Orta sahada yaratıcı, forvette de iyi bir golcüsü yok bu takımın...
Onun için Hocanın işi kolay değil...
İki önemli yaratıcı oyuncusunu kaybetti bu takım...
Holmen ve Traore...
Yerlerine muadilleri konulamadan hem de...
Dolayısıyla meseleye doğru yerden bakmak lazım...
xxx
Eğer elde kaliteli bir oyuncu grubuna yönelik bir sorun, ya da rakip kaleye gitmede bir sorun varsa, duran toplar bir nebze olsun ilaç olabilir bu skor kısırlığına...
Tabi ki değişik planlarınız varsa, bu toplar için...
Şu ana kadar bu yönde yaratıcı bir arayışın sunulduğunu söyleyebilmek mümkün değil...
Kaleyi karşıdan gören toplarda tek umut Meha...
O da barajı geçebilirse ya da kaleye isabet ettirebilirse...
Bence Hoca'nın duran toplara kafa yormasında yarar var...
Bir bütün halinde ofansif zenginlik sunmasının zor olduğu aşikar bu kadronun...
Sağ tarafta Skubiç ve Ömer Ali'nin takım standardının üzerinde çalışmasına rağmen üstelik...
Çare; duran toplar gibi gözüküyor...
Eldeki malzemeden benim anladığım bu...
xxx
Aykut Kocaman takımlarından müthiş eforlu ve agresif bir oyun beklememek lazım...
Dahası sınırları zorlamamak lazım...
Aksi taktirde motoru yakarsınız...
Sonuç alınsa da, seyredenin keyif aldığı ve durumdan memnun kaldığı maçlar parmakla sayılacak kadar azdır Atiker Konyaspor'da...
Oynanan maçlarda zaman zaman keyif alınmıştır ve memnun kalınmıştır...
Ama bu anlayışın sürekliliği olmamıştır...
Yeterliliğiniz sınırlı iken, belki bu keyif alma dakikaları uzayabilir, ancak maçın tamamına yansımaz...
Bir yere kadar ancak...
O da, tribünlerin katkı sunması halinde...
Onların yokluğunda mümkün değil...
xxx
Aykut Hoca'nın sosyal medyada tartışılmasını kesinlikle doğru bulmuyorum...

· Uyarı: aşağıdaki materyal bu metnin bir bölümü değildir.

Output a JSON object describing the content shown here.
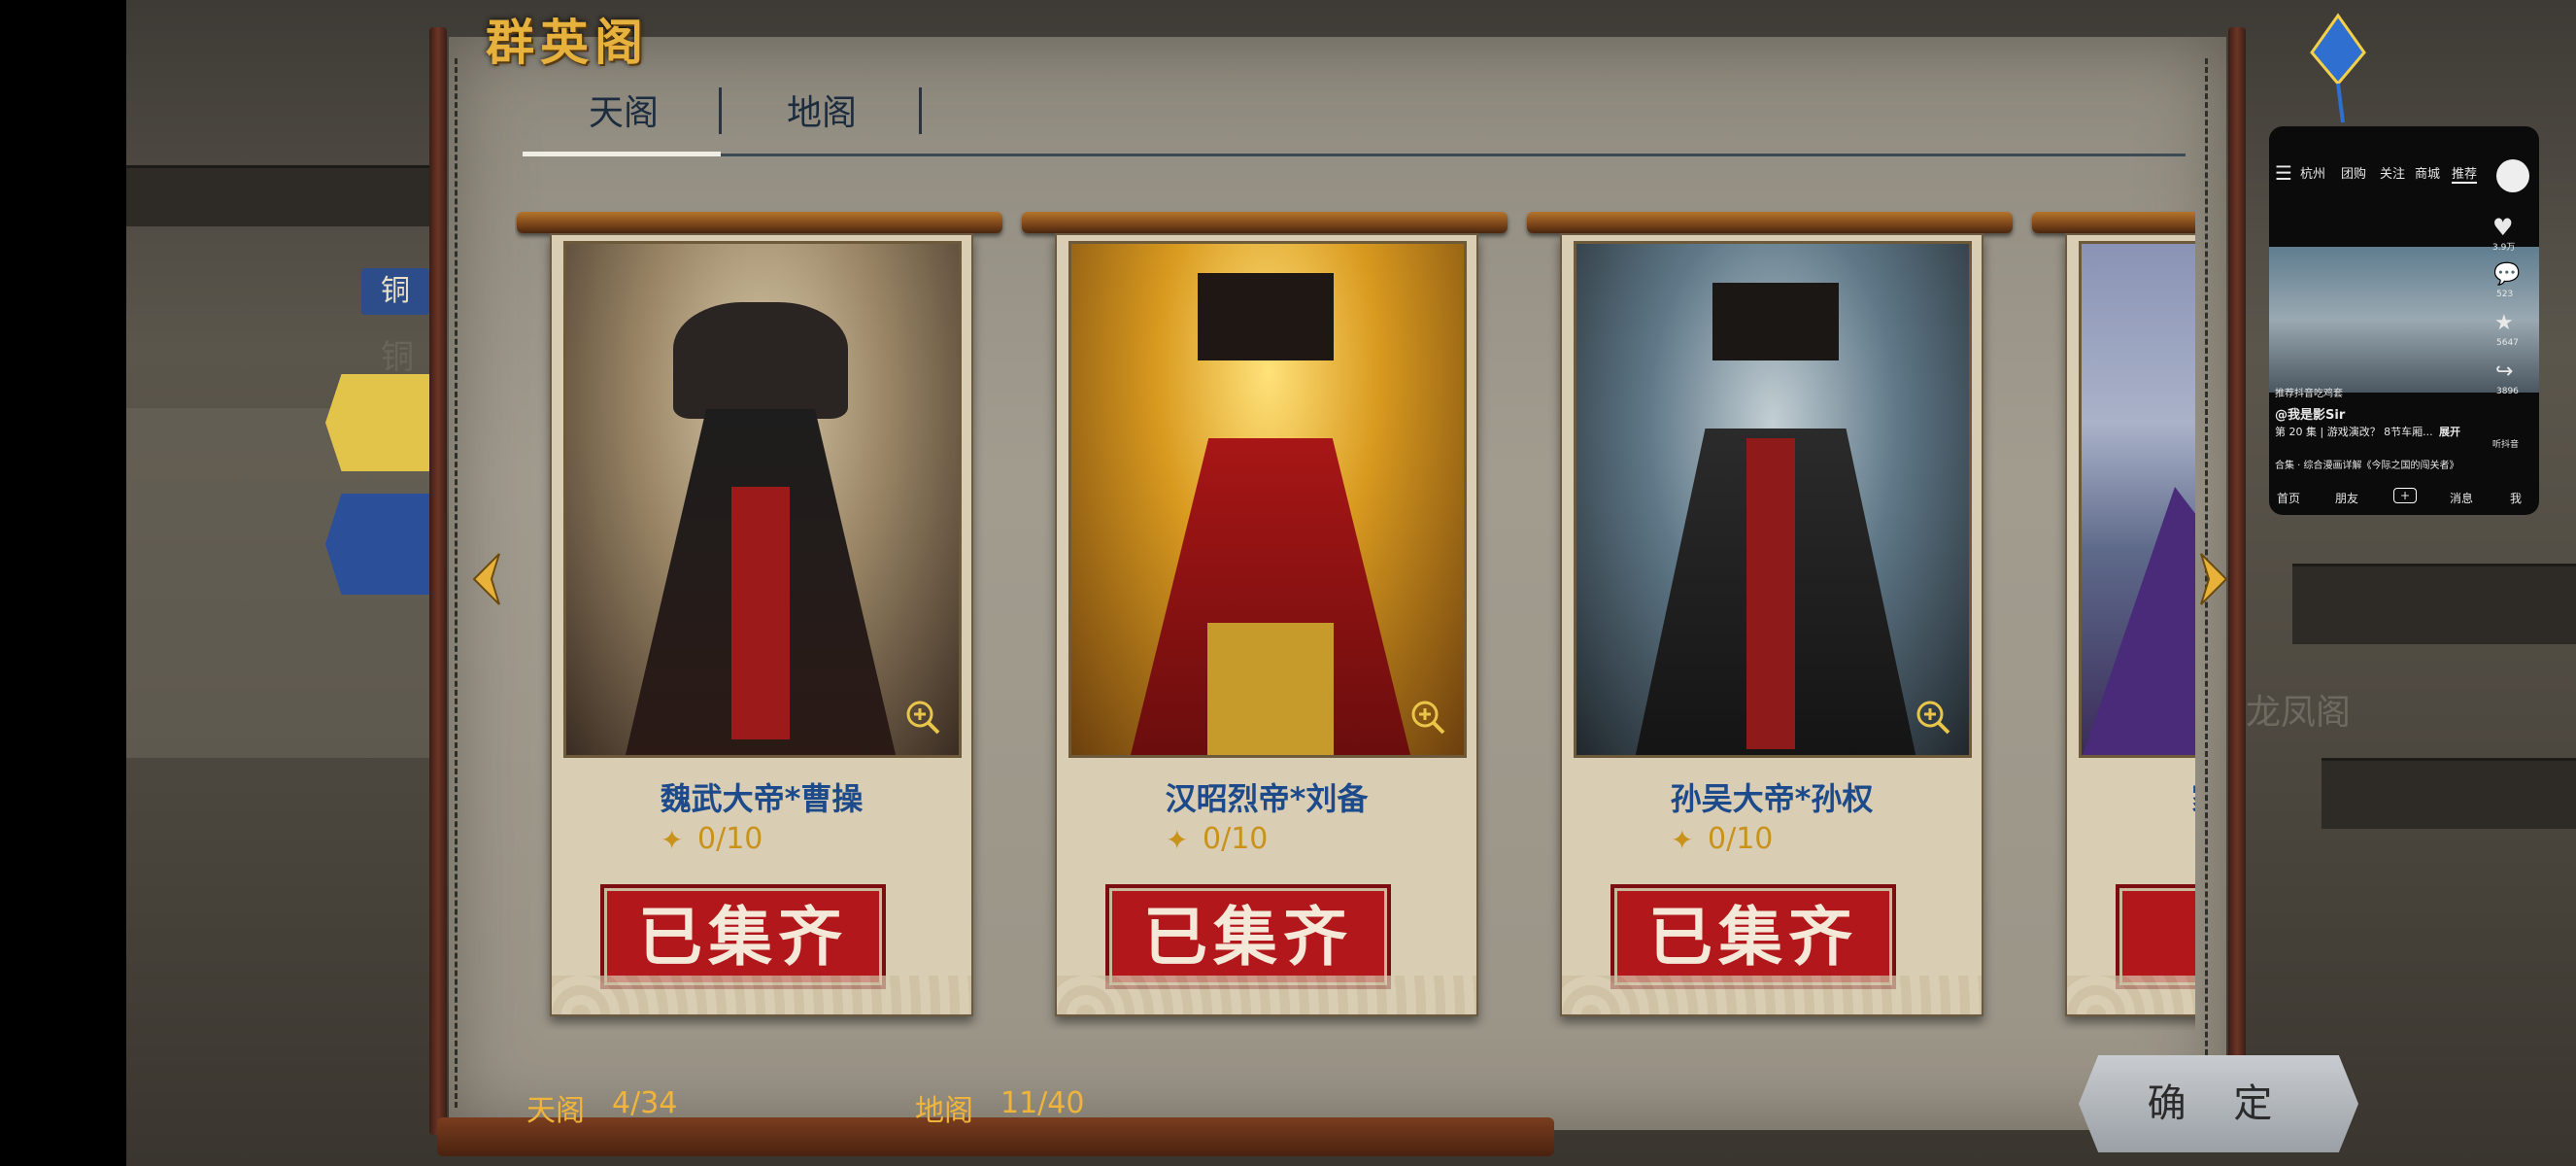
{
  "window": {
    "title": "群英阁"
  },
  "tabs": [
    {
      "label": "天阁",
      "active": true
    },
    {
      "label": "地阁",
      "active": false
    }
  ],
  "cards": [
    {
      "name": "魏武大帝*曹操",
      "progress": "0/10",
      "status": "已集齐"
    },
    {
      "name": "汉昭烈帝*刘备",
      "progress": "0/10",
      "status": "已集齐"
    },
    {
      "name": "孙吴大帝*孙权",
      "progress": "0/10",
      "status": "已集齐"
    },
    {
      "name": "家",
      "progress": "",
      "status": "已"
    }
  ],
  "footer": {
    "tian_label": "天阁",
    "tian_count": "4/34",
    "di_label": "地阁",
    "di_count": "11/40"
  },
  "confirm_label": "确 定",
  "background": {
    "left_labels": [
      "铜",
      "铜"
    ],
    "right_label": "龙凤阁"
  },
  "phone_overlay": {
    "top_tabs": [
      "杭州",
      "团购",
      "关注",
      "商城",
      "推荐"
    ],
    "likes": "3.9万",
    "comments": "523",
    "favorites": "5647",
    "shares": "3896",
    "caption_tag": "推荐抖音吃鸡套",
    "author": "@我是影Sir",
    "desc": "第 20 集 | 游戏演改？ 8节车厢...",
    "expand": "展开",
    "listen": "听抖音",
    "collection": "合集 · 综合漫画详解《今际之国的闯关者》",
    "bottom_nav": [
      "首页",
      "朋友",
      "+",
      "消息",
      "我"
    ]
  },
  "colors": {
    "accent": "#e6b13c",
    "stamp_red": "#b2171c",
    "name_blue": "#1c4a8a",
    "panel": "#a29c8f"
  }
}
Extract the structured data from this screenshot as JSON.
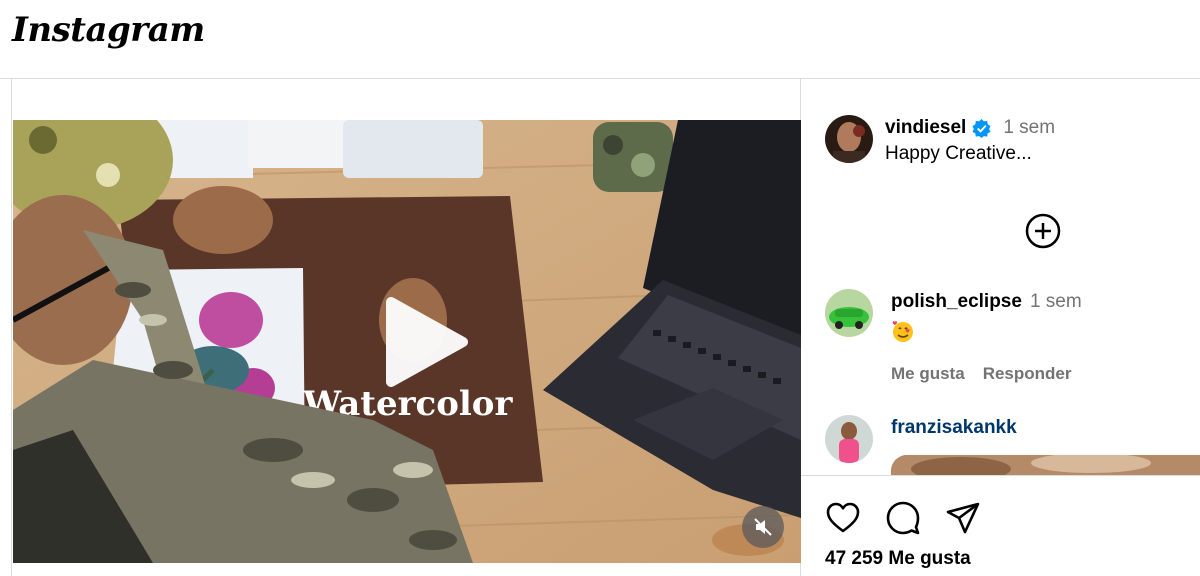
{
  "header": {
    "logo_text": "Instagram"
  },
  "post": {
    "author": {
      "username": "vindiesel",
      "verified": true,
      "time": "1 sem",
      "caption": "Happy Creative..."
    },
    "video": {
      "muted": true,
      "state": "paused"
    }
  },
  "comments": [
    {
      "username": "polish_eclipse",
      "time": "1 sem",
      "text_icon": "smiling-face-with-hearts-emoji",
      "like_label": "Me gusta",
      "reply_label": "Responder"
    },
    {
      "username": "franzisakankk"
    }
  ],
  "actions": {
    "likes_text": "47 259 Me gusta"
  },
  "icons": [
    "heart-icon",
    "comment-icon",
    "share-icon",
    "plus-circle-icon",
    "mute-icon",
    "play-icon",
    "verified-badge-icon"
  ],
  "colors": {
    "link": "#00376b",
    "secondary_text": "#737373",
    "verified": "#0095f6",
    "border": "#dbdbdb"
  }
}
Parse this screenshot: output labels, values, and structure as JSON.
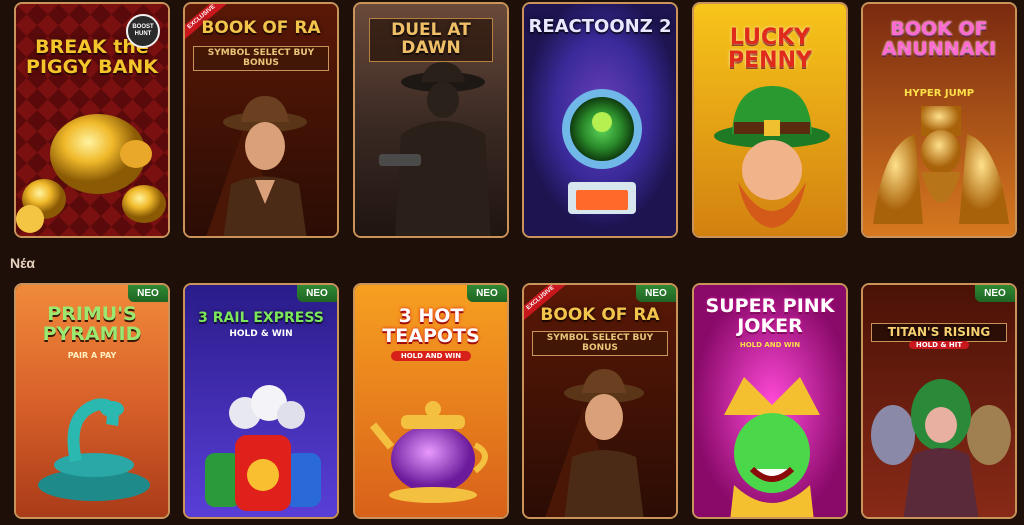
{
  "section_new": {
    "label": "Νέα"
  },
  "top_row": [
    {
      "title": "BREAK the PIGGY BANK",
      "badge": "BOOST HUNT"
    },
    {
      "title": "BOOK OF RA",
      "subtitle": "SYMBOL SELECT BUY BONUS",
      "exclusive": "EXCLUSIVE"
    },
    {
      "title": "DUEL AT DAWN"
    },
    {
      "title": "REACTOONZ 2"
    },
    {
      "title": "LUCKY PENNY"
    },
    {
      "title": "BOOK OF ANUNNAKI",
      "subtitle": "HYPER JUMP"
    }
  ],
  "bottom_row": [
    {
      "title": "PRIMU'S PYRAMID",
      "subtitle": "PAIR A PAY",
      "badge": "NEO"
    },
    {
      "title": "3 RAIL EXPRESS",
      "subtitle": "HOLD & WIN",
      "badge": "NEO"
    },
    {
      "title": "3 HOT TEAPOTS",
      "subtitle": "HOLD AND WIN",
      "badge": "NEO"
    },
    {
      "title": "BOOK OF RA",
      "subtitle": "SYMBOL SELECT BUY BONUS",
      "exclusive": "EXCLUSIVE",
      "badge": "NEO"
    },
    {
      "title": "SUPER PINK JOKER",
      "subtitle": "HOLD AND WIN"
    },
    {
      "title": "TITAN'S RISING",
      "subtitle": "HOLD & HIT",
      "badge": "NEO"
    }
  ]
}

Özellikle oynattığı oyundan dolayı...
Atiker Konyaspor lig üçüncüsü olurken de, Avrupa'ya giderken de, aynı bekleme oyununu oynadı...
Bu takım hiçbir zaman agresif oynamadı ki!
Dolayısıyla bu takımın oynadığı futbol göze hoş gelmese de, ilerleyen haftalarda skor olarak daha iyi olacağını düşünüyorum...
O nedenle Atiker Konyaspor'un öncelikli meselesi, ne Aykut Kocaman ne de oynattığı futbol...
Mesele; eldeki oyuncu kalitesinin yetersizliği ve daha ötesinde kaybolmaya yüz tutan güven duygusudur...
Camiada onları tamir edebilmenin yolları aranmalı öncelikle...
Yoksa bu takımın başına Mourinho teknik direktör, Guardiola da yardımcısı olarak gelse ne yazar, gelmese ne yazar.
xxx
Aykut Kocaman'ın maçtan sonra doping kontrolü ile yaptığı açıklama çok manidardır...
Bir takım çok koşuyorsa, istatistiklerde hep önde gidiyorsa, öküzün altında buzağı arayanlara bilmem ki ne demeli?
Atiker Konyaspor 9 haftada 3 kez doping kontrolüne tabi tutuluyorsa, bunun iyiniyetli bir davranış olduğunu düşünüyorum...
Bu takım geçen sezonda istatistikleri altüst etti...
Dolayısıyla Aykut Kocaman'ın oyuncularının performansı artıracak yöntemlere zerre kadar ihtiyaç duyacaklarına inanmıyorum...
Zira oyuncuların tek dopingi bizahiti Aykut Kocaman'nın kendisidir...
"Yiğidi öldür, ama hakkını da ver" der atalar...
Bu yapılan, hem Aykut Kocaman'a, hem futbolculara, hem de Atiker Konyaspor'a hakarettir, çamur atmadır ve hedef göstermedir...
Ve en önemlisi de emeğe saygısızlıktır...
Ayıptır yahu...
Eyyy TFF'ciler ve de WADA'cılar, koskoca bir şehri töhmet altında bıraktığınızın farkındamısınız!!?